Qualquer que seja o luto, ele não obedece a uma determinada forma 'certa', a um determinado calendário e a uma determinada expressão considerada adequada. Ele não tem regras.
Cada luto tem as suas particularidades, as suas nuances, os seus contornos próprios.
E cada pessoa atravessa-o à sua maneira, com a sua história, as suas vulnerabilidades, os seus recursos e os seus limites.
Não existem dois lutos iguais.
Uns manifestam-se no corpo, outros parece que o anestesiam.

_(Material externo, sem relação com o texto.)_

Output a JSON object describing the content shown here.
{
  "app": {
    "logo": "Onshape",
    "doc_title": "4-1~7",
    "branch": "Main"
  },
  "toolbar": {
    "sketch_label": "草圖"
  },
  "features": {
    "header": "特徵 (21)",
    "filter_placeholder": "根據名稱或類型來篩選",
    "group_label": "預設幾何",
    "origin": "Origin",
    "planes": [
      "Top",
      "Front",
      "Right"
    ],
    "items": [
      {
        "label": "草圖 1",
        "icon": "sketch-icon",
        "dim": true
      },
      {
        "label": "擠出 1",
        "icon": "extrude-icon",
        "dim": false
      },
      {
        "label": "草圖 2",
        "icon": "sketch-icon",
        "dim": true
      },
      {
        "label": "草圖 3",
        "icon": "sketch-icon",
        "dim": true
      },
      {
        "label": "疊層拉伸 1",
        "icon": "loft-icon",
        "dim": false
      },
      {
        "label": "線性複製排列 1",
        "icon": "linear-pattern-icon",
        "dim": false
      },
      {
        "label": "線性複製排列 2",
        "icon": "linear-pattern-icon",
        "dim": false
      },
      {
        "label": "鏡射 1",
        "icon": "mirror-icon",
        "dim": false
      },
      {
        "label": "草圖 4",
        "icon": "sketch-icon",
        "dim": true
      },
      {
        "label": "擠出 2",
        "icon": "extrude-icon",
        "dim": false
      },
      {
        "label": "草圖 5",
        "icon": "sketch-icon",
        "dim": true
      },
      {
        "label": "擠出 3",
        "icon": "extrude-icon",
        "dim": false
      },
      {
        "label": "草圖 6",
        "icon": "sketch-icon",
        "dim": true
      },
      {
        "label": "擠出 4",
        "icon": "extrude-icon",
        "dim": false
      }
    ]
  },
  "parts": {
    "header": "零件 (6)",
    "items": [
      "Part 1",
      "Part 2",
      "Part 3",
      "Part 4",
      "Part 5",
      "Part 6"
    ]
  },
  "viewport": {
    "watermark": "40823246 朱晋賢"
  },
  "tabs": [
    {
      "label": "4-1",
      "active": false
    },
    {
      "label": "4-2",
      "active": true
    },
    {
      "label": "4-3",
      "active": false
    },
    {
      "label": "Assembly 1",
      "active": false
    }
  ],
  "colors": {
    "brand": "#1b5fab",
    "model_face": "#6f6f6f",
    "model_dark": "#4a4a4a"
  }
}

Uns são mais sonoros, enraivecidos, outros mais silenciosos, vividos apenas internamente.
Uns trazem a culpa, ou o peso das perguntas sem resposta, do que ficou por dizer ou fazer. Outros trazem alívio, ou o impulso de avançar.
Uns pedem companhia, distração, movimento, outros pedem sossego, solidão ou tempo.
Na maioria das vezes, é o mesmo luto que, em momentos diferentes, vai pedindo coisas diferentes, ao seu próprio ritmo.
E é essa singularidade que nos orienta em como podemos acolher e integrar o luto.
É a forma como o ele se apresenta e se expressa que nos guia em como o podemos acomodar.
Por isso precisamos olhar para o nosso luto, reconhecê-lo, validá-lo, compreendê-lo. Em verdade, em segurança e amparados.